FIG. 4 is a graph showing the relationship between the cooling capacity of the refrigeration cycle and the dryness of the refrigerant from the inlet to the outlet of the refrigerant evaporator.

FIG. 5 is a refrigerant circuit diagram showing a refrigeration cycle of a second embodiment.

FIG. 6 is a refrigerant circuit diagram showing a refrigeration cycle of a third embodiment.

FIG. 7 is a Mollier diagram of the refrigeration cycle of the third embodiment.

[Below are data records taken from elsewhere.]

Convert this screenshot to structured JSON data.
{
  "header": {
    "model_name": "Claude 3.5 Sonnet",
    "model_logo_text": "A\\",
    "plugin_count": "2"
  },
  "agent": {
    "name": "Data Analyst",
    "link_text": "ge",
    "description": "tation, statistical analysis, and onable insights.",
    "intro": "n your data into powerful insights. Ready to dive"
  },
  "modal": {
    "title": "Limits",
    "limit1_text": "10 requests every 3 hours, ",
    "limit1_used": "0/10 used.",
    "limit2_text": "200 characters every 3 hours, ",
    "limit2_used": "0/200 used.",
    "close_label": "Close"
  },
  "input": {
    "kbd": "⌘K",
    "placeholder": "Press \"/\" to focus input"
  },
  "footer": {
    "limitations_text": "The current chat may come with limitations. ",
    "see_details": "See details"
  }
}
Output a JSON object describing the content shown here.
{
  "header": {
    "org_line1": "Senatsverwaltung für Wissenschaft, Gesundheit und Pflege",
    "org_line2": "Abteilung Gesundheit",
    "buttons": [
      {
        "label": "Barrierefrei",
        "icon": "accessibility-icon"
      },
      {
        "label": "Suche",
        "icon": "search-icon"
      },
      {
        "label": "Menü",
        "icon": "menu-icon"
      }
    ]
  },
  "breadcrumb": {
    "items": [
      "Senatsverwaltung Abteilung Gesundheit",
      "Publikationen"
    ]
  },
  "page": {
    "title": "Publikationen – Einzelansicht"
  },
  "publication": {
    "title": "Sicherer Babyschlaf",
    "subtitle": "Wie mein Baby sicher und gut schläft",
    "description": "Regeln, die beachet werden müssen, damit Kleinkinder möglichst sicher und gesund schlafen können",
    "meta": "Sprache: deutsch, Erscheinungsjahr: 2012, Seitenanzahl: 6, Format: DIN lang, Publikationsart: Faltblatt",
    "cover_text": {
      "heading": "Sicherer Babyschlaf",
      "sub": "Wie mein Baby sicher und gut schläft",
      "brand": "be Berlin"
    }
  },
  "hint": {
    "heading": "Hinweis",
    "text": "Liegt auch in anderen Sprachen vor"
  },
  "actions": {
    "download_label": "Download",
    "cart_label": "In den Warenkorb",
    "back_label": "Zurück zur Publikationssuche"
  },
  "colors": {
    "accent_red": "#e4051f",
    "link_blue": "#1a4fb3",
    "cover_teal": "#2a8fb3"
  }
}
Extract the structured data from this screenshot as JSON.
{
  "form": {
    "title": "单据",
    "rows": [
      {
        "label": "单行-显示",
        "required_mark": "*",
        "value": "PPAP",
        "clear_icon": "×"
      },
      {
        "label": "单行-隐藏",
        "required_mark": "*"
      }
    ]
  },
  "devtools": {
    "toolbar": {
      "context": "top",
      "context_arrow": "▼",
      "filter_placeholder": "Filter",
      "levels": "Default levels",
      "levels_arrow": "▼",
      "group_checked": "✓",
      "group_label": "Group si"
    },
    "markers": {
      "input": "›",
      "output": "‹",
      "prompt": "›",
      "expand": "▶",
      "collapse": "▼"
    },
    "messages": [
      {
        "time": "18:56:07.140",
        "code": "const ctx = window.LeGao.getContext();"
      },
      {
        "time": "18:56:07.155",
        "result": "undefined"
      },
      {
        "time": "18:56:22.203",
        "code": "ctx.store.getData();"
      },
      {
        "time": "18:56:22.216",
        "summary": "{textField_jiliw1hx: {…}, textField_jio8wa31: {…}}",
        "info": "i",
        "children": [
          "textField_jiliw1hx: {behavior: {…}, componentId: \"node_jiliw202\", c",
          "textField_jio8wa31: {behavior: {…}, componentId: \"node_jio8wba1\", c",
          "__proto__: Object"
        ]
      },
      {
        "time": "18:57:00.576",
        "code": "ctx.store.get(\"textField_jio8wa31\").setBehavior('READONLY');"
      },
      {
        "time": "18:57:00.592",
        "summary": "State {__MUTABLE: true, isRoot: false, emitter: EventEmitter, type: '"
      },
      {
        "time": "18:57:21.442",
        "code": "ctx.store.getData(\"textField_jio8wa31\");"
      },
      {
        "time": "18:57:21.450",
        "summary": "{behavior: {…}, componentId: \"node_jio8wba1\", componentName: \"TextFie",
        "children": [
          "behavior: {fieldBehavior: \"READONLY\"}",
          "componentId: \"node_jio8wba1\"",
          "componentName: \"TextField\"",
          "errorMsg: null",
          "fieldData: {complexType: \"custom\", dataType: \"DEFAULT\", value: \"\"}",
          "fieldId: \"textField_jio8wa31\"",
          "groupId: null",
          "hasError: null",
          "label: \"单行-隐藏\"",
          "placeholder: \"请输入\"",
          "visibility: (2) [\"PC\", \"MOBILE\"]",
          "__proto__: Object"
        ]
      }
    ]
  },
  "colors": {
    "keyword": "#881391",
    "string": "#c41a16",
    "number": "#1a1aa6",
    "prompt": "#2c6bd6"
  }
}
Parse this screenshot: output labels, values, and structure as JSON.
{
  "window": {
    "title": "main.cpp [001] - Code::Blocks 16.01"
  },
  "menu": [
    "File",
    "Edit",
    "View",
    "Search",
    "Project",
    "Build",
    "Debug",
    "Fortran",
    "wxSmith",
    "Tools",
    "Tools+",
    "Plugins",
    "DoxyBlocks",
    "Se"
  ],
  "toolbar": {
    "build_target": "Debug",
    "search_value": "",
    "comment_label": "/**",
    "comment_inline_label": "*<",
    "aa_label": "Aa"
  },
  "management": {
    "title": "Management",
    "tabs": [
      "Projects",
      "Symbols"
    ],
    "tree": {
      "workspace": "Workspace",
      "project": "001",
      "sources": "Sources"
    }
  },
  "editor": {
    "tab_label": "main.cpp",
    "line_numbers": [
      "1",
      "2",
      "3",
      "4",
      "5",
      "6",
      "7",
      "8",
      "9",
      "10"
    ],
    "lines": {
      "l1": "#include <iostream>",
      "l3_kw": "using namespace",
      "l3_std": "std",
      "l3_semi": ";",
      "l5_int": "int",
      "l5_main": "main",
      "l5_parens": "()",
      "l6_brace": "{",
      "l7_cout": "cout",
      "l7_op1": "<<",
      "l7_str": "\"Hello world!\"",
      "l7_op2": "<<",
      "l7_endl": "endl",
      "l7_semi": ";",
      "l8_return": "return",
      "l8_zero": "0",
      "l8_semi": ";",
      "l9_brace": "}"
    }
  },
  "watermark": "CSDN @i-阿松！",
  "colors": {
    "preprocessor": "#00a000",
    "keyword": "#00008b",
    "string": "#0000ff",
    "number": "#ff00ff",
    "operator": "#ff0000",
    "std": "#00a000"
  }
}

FIG. 8 is a refrigerant circuit diagram of a conventional refrigeration cycle.

[Explanation of symbols]

1 Refrigeration cycle 4 First flow rate adjustment valve (adjustment means) 5 Ejector (refrigerant feeding means) 6 Refrigerant evaporator 7 Accumulator 13 Computer (controlling means) 14 Dryness sensor (detection means) 16 Refrigerant pump (adjustment means, refrigerant feeding means) )19
Dryness sensor (detection means) 20 Computer (control means) 21 Second flow rate adjustment valve (adjustment means)

Claims (1)

[Claims] Claim 1: (a) a refrigerant evaporator that evaporates refrigerant flowing in from an inlet; (b) an accumulator that separates refrigerant flowing out from an outlet of the refrigerant evaporator into liquid refrigerant and refrigerant gas; c) a bypass pipe that communicates the inside of the accumulator with the inlet of the refrigerant evaporator;
) a refrigerant sending means having an adjusting means for adjusting the flow rate of the liquid refrigerant flowing through the bypass pipe, and sending the liquid refrigerant in the accumulator to the inlet of the refrigerant evaporator via the bypass pipe; A refrigeration cycle comprising: a detection means for detecting the degree of dryness of the refrigerant at an outlet of a refrigerant evaporator; and a control means for controlling the adjustment means according to the degree of dryness of the refrigerant detected by the detection means.